ABSTRACT

When Audrey Aleksandrovich died, an epoch died with him. It was the end of an age of leaden hopelessness and seemingly utter purposelessness in strifetorn Russia. The rulers appear to have lost all sense of direction. It was the end of an age of chaotic disunity, fragmentation and disintegration, of feebleness of endeavour, of military unpreparedness and inefficiency. The sickness of thirteenth-century Russia was caused not so much by any external factor or by the so-called ‘yoke’ imposed by the Tatars, as by the innate and devastating conservatism of the ruling clans, by their unwillingness and inability to change an outmoded and creaking system and by the sheer impotence of most of the rulers. By 1304 the grand prince enjoyed less authority and less real power in terms of national solidarity than at any time previously. The old Kievan empire lay in ruins; it was a thing of the past, only much later to be lamented and remembered with regret and a certain nostalgia. South-west Russia looked to Eastern Europe and, by the end of the century, had few ties with Suzdalia. Nowhere was there a glimmer of a thriving economy, except in Novgorod. The only known links with the outside world, apart from mercantile contacts with the East, were conducted either with the West by the traders of Novgorod and to a lesser extent of Smolensk, or with a tattered and tottering Byzantium by the Church, and that only rarely and spasmodically.
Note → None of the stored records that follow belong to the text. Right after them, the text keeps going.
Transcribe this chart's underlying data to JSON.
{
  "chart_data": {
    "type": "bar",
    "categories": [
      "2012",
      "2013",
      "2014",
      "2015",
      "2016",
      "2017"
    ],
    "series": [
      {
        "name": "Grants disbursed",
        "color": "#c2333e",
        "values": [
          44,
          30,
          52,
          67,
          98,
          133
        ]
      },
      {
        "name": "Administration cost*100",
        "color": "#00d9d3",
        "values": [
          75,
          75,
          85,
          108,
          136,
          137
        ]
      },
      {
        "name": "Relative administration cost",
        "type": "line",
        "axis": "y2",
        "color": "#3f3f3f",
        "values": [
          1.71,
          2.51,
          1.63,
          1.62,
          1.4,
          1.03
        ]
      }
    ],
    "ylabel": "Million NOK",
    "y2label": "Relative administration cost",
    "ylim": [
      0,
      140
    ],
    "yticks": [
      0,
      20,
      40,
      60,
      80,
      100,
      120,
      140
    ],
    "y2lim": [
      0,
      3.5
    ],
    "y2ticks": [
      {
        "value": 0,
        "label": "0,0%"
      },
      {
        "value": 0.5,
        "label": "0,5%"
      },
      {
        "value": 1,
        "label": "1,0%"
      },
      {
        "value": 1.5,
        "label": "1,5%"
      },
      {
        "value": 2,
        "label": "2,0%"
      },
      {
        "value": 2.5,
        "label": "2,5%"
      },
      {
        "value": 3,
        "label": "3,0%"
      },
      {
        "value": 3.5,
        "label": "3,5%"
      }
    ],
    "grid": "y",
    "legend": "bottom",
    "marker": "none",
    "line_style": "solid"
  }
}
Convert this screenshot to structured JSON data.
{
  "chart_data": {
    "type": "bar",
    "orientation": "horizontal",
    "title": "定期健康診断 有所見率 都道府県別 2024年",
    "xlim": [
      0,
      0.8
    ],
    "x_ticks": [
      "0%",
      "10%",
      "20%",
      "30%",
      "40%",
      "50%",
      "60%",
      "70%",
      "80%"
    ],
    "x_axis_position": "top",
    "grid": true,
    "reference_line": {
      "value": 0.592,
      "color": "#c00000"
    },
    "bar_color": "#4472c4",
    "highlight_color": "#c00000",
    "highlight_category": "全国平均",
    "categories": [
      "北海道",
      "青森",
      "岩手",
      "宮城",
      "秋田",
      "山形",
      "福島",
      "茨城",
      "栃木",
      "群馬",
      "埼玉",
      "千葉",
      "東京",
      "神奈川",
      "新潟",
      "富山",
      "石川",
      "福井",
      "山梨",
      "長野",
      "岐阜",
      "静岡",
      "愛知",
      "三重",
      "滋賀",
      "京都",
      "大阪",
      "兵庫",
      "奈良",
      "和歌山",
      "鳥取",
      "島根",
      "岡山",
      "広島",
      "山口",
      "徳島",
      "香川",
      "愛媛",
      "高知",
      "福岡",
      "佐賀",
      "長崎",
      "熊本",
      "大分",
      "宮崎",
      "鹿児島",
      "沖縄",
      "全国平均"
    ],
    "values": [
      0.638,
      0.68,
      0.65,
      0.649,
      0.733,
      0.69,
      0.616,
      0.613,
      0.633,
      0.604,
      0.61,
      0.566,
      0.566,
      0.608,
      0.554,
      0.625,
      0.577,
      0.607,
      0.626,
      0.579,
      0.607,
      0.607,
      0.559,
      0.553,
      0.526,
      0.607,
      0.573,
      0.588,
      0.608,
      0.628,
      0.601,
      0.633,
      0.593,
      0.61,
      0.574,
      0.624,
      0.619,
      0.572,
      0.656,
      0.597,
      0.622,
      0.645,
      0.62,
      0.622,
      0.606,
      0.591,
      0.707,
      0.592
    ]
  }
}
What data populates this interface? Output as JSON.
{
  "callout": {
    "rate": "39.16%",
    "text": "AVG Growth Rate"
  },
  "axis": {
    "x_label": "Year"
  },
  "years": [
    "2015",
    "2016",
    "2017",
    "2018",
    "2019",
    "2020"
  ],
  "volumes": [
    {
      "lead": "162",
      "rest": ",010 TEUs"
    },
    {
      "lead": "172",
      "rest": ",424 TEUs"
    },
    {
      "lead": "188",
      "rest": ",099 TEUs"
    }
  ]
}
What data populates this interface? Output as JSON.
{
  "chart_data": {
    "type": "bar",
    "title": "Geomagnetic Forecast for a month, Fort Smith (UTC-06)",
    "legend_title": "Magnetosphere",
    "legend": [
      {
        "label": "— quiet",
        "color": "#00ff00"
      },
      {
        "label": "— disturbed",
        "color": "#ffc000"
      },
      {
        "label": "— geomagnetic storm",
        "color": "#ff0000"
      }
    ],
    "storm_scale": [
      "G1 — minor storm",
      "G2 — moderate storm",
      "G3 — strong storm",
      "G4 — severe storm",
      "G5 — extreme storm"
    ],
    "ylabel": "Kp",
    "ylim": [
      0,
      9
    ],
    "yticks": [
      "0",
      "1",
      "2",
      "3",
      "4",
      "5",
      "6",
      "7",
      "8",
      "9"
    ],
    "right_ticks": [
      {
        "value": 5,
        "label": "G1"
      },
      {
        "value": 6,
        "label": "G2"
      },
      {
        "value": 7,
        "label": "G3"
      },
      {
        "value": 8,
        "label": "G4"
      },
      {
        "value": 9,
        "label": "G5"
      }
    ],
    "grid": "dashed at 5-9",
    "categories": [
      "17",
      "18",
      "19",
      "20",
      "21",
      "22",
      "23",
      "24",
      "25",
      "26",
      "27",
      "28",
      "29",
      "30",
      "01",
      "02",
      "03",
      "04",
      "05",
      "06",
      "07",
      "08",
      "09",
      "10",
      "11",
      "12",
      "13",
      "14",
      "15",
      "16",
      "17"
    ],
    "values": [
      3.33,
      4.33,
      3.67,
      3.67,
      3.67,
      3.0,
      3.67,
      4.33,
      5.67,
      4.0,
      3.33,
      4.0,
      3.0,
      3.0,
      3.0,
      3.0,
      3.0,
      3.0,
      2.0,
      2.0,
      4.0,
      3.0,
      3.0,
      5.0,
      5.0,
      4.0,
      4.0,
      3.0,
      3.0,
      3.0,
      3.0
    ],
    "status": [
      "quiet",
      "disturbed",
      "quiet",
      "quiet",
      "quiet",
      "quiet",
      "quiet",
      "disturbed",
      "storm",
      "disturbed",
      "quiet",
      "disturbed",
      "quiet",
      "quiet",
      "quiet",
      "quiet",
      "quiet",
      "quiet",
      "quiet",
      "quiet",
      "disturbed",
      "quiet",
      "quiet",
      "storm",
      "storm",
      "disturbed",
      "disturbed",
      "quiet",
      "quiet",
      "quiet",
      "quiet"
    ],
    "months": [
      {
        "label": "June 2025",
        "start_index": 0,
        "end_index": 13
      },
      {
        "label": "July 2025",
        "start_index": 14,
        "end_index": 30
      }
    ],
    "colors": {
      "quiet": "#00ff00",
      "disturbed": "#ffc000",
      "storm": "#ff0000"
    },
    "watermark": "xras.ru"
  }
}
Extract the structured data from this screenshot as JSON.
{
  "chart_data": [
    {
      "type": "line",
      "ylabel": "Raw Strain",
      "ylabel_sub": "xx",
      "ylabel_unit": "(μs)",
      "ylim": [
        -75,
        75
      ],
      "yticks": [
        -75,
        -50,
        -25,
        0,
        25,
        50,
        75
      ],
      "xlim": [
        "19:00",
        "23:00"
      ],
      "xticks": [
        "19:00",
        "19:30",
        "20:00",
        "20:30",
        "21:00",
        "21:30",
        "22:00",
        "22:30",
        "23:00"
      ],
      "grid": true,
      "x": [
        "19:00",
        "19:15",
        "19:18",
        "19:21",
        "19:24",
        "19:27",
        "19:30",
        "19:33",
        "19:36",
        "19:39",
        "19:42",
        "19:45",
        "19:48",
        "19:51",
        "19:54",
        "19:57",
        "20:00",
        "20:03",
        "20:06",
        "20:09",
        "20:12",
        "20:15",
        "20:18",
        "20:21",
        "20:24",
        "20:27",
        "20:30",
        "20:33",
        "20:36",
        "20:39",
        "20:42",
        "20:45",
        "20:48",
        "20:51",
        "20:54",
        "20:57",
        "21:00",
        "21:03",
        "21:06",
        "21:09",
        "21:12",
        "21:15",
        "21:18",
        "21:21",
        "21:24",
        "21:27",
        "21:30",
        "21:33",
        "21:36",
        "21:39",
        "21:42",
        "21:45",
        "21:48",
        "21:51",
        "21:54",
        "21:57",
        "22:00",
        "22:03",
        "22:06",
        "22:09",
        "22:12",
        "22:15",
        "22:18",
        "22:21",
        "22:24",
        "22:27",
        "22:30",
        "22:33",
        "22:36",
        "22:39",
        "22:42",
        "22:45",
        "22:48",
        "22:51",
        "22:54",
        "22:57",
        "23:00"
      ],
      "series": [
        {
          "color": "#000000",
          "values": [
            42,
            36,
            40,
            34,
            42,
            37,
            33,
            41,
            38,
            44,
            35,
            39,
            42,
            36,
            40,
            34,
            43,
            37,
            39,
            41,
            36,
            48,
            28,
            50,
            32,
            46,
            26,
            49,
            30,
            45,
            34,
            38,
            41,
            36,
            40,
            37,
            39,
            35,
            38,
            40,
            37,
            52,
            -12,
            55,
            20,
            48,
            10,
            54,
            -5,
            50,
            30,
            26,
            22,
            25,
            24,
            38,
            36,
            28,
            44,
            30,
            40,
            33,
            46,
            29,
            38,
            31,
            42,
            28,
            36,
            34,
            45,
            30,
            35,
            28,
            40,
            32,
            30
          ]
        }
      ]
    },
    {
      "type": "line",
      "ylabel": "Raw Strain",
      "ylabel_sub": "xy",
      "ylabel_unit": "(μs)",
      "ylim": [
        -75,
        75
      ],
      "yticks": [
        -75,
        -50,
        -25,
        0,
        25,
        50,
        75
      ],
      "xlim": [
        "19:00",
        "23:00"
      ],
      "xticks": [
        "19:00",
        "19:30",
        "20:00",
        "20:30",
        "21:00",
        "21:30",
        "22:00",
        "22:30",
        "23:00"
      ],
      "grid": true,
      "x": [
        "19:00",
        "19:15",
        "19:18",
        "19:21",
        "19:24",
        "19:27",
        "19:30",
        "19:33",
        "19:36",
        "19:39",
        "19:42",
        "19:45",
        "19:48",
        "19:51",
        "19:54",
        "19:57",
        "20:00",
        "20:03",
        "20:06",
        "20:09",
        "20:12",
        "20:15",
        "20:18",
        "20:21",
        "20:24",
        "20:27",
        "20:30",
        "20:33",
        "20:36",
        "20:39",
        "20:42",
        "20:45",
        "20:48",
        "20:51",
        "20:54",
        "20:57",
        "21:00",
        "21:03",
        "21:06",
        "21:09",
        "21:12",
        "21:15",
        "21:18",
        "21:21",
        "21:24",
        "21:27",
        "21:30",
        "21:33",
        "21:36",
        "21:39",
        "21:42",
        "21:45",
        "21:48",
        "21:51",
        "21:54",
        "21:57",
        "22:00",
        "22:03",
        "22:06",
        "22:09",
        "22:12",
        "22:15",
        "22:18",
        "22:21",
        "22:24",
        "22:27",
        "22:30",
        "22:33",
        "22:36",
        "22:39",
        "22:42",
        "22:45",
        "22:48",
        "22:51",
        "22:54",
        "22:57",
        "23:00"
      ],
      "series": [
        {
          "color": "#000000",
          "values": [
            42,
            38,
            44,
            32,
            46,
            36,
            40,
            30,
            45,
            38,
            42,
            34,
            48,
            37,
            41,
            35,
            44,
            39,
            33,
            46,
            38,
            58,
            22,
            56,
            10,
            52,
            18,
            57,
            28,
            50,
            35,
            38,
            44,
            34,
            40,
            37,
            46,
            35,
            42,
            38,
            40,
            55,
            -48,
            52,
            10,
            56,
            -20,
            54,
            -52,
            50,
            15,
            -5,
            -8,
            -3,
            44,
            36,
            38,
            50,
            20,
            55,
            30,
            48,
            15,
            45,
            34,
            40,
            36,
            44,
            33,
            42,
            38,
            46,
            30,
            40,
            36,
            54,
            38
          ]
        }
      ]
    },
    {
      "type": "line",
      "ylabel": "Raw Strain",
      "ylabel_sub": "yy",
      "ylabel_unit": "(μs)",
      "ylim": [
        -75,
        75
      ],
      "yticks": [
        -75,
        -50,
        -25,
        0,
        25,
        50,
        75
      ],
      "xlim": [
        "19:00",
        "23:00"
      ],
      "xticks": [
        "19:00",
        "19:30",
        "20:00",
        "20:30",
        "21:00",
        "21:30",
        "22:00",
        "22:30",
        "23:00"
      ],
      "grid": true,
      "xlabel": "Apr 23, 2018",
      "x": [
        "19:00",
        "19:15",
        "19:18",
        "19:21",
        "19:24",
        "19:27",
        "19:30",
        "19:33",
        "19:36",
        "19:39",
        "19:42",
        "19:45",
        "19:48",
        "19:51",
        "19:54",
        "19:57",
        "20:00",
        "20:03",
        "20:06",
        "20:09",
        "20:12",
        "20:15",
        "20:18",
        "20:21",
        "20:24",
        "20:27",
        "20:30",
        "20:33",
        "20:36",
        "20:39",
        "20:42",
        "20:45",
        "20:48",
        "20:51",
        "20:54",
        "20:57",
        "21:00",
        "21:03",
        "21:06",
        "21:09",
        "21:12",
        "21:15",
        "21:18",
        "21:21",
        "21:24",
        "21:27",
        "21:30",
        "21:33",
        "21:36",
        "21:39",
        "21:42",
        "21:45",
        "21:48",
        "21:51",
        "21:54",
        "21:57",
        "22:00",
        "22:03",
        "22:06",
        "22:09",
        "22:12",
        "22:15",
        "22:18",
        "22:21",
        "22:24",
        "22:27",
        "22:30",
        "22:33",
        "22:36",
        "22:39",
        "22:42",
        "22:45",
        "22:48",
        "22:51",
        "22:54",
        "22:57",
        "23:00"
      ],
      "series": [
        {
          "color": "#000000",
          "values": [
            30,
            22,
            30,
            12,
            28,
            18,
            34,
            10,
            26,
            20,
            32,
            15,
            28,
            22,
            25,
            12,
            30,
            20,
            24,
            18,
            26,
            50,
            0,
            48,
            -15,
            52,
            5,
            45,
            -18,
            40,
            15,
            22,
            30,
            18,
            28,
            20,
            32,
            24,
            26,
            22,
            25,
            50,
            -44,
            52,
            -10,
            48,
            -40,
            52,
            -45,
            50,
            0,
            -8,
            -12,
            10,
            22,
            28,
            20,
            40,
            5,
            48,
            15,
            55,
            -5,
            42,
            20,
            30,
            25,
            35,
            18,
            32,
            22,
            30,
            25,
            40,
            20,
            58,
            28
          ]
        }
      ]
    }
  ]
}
It might have appeared to anyone possessed at the time of a knowledge of the overall situation that there were only two possible futures for Russia, or rather for Suzdalia-Novgorod: either to be physically neutralized by the Kipchak Horde, put in a state of political limbo (rather as Kiev and Chernigov had been after 1240) and eventually to be occupied by a virile and aggressive Lithuania; or to be resuscitated by a tough single-minded ruler or clan of rulers who knew how to exploit Tatar policy and not simply to rely on the khans as their military allies, much as their ancestors had relied on the Polovtsians.